I would like to solve the following Legendre symbol problem without the use of Euler's Criterion. We have the following:
$$\left(\dfrac{10}{41}\right)$$
We can do it the long way and write out a table modulo $41$ and see if $10$ is a quadratic residue (or a nonresidue) modulo $41$. But, are there more ways to approach this question so that I don't need to write out the table?
$$\left(\frac{10}{41}\right)=\left(\frac{2^2\cdot 10}{41}\right) = \left(\frac{-1}{41}\right) = (-1)^{\frac{41-1}{2}} = 1.$$ Outcome: $10$ is a quadratic residue $\!\!\pmod{41}$.

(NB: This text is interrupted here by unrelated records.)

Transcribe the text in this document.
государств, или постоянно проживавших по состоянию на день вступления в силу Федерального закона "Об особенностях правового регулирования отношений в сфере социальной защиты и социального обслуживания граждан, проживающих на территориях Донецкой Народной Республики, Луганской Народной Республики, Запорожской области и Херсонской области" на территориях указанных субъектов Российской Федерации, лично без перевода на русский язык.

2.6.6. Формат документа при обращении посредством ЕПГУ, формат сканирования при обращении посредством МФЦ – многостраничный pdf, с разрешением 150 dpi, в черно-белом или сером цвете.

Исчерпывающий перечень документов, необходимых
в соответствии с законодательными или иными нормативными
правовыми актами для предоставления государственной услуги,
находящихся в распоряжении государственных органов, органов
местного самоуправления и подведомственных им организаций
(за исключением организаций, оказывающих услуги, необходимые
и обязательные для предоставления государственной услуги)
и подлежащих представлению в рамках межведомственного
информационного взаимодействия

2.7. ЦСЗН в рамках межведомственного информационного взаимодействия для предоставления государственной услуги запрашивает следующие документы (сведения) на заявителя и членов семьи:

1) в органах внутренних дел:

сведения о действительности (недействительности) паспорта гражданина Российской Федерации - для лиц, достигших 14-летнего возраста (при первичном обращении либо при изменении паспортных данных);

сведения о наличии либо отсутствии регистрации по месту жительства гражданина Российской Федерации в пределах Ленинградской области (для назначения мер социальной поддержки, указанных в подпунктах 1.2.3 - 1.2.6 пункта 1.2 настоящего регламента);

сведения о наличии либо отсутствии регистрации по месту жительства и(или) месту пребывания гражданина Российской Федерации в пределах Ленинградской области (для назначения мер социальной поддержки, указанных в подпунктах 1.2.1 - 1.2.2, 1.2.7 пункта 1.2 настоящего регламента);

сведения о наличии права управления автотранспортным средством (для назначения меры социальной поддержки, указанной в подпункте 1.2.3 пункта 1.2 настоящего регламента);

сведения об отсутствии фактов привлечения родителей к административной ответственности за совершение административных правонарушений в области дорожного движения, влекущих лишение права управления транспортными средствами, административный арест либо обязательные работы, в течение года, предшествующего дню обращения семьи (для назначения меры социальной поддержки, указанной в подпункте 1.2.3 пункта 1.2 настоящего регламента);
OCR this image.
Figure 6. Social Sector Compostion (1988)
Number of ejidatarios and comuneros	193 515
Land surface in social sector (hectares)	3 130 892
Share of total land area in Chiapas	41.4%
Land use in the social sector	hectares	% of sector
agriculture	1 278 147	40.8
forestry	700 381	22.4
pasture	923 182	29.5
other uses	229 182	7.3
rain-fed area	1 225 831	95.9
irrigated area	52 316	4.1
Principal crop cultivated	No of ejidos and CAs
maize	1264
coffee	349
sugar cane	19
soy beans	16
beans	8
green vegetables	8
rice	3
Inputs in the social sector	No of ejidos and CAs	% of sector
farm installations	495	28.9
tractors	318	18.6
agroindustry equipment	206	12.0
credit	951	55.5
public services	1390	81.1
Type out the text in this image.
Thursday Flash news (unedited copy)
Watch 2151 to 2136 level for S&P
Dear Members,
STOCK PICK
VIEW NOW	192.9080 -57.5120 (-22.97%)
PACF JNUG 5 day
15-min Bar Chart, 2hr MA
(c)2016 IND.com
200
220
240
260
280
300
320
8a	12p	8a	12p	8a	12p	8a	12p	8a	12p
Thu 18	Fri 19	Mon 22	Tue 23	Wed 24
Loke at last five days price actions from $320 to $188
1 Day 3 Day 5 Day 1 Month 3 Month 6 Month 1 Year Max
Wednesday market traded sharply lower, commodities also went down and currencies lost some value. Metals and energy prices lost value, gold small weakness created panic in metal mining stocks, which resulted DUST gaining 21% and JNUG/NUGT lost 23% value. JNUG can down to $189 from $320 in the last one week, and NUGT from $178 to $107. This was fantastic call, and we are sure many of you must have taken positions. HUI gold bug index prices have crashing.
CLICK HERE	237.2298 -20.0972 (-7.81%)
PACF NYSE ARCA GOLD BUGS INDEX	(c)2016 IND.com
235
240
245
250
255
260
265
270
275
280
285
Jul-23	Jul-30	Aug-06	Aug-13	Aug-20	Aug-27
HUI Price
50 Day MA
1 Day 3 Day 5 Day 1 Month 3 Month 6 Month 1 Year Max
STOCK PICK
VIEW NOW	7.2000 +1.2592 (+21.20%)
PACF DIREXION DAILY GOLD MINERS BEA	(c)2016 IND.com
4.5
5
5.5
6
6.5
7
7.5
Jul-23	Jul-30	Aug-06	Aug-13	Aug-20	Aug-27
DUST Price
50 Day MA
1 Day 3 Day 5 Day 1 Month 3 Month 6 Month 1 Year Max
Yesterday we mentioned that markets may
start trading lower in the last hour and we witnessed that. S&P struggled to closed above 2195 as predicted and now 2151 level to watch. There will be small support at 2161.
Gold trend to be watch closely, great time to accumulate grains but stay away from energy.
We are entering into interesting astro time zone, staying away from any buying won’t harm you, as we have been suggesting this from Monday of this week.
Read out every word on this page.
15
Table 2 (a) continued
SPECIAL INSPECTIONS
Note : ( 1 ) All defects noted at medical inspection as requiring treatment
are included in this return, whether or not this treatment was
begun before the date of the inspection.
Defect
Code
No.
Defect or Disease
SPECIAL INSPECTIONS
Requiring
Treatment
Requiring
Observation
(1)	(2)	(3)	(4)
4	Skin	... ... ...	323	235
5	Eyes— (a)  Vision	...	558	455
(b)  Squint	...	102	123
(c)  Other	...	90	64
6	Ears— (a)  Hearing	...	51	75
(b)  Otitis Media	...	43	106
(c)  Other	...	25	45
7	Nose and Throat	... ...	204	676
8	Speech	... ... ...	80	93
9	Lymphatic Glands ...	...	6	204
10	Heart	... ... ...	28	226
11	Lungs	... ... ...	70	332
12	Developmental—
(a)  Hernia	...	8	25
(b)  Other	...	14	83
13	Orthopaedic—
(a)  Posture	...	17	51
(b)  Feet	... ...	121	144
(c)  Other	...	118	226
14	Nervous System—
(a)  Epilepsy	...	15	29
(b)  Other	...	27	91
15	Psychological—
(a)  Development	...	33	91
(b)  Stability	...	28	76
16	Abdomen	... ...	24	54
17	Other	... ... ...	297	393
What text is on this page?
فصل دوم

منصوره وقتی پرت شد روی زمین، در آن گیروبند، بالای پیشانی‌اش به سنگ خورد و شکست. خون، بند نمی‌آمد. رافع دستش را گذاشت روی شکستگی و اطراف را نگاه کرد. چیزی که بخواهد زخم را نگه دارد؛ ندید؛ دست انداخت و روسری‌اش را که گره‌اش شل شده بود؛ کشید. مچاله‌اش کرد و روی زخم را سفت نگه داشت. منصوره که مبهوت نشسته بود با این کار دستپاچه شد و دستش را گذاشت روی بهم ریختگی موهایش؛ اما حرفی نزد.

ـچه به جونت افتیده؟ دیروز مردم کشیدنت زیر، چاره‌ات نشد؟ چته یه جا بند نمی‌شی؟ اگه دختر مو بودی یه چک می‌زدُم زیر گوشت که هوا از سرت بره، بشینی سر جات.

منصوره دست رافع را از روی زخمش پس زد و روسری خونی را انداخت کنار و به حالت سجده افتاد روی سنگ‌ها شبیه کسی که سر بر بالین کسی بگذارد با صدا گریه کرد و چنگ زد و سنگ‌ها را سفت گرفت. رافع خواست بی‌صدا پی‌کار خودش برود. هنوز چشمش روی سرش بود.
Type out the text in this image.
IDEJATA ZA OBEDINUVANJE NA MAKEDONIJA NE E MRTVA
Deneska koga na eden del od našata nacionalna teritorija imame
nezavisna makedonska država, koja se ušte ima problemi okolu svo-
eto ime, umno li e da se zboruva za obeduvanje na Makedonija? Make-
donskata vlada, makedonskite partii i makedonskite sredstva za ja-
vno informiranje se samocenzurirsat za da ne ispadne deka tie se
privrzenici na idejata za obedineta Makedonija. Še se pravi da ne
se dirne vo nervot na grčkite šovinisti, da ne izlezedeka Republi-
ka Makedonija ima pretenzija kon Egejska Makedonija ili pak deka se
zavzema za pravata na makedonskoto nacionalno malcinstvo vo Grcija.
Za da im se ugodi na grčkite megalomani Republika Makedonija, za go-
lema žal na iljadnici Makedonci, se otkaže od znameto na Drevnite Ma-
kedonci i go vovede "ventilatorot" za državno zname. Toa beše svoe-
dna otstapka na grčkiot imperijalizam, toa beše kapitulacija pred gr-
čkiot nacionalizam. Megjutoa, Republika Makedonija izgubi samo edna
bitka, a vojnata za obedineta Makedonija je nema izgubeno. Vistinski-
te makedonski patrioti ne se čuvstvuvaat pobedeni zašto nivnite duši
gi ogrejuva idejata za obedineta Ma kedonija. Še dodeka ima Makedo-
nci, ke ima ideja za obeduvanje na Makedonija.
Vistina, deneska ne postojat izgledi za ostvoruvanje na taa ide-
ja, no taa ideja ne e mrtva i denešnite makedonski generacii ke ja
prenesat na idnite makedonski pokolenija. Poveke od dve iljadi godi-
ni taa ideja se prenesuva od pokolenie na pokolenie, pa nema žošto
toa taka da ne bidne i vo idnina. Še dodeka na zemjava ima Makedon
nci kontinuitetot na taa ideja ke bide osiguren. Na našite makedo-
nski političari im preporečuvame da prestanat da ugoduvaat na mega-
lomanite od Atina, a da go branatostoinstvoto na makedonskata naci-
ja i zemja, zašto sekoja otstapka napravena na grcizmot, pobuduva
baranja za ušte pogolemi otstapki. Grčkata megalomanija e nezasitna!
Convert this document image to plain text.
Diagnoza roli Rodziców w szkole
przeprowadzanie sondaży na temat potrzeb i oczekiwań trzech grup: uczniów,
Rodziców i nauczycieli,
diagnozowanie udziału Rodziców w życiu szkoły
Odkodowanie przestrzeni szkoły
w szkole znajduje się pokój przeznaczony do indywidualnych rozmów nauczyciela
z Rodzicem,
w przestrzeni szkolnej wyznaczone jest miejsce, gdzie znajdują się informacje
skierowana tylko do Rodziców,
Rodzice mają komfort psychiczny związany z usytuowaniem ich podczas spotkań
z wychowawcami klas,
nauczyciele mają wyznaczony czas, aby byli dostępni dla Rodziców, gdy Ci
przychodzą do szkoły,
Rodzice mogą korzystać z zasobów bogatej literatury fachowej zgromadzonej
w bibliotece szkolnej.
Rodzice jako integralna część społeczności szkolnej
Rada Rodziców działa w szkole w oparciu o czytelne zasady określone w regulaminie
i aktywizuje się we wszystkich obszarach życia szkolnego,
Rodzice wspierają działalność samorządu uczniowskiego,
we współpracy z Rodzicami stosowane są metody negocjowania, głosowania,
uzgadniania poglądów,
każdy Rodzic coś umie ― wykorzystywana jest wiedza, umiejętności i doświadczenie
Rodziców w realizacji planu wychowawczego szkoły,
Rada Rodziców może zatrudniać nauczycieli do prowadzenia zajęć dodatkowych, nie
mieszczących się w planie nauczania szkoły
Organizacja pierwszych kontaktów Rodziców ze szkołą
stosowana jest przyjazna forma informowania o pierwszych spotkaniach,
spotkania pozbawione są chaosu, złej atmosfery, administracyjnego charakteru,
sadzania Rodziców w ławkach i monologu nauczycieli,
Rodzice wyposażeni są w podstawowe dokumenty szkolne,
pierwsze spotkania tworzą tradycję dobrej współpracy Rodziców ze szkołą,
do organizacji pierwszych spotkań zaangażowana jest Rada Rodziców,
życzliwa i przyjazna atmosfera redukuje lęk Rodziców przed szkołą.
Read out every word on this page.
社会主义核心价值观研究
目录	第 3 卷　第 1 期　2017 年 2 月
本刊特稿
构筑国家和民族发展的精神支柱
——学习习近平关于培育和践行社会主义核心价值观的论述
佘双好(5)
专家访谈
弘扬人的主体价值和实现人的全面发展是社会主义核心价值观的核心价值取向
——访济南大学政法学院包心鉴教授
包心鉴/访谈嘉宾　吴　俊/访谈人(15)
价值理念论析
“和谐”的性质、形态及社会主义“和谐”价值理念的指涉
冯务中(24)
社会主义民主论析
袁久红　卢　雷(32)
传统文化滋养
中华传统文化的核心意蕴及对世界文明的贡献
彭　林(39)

Alternative: in $\mathbb{F}_{41}^*$ there are both an element $\alpha$ of order $8$ and an element $\beta$ of order $5$.
On the other hand $0=\alpha^2+\frac{1}{\alpha^2}=\left(\alpha+\frac{1}{\alpha}\right)^2-2$ and $$0=4\left(\beta^2+\beta+1+\frac{1}{\beta}+\frac{1}{\beta^2}\right)=\left(2\beta+1+\frac{2}{\beta}\right)^2-5$$ imply that both $2$ and $5$ are quadratic residues $\!\!\pmod{41}$, and so it is $10$.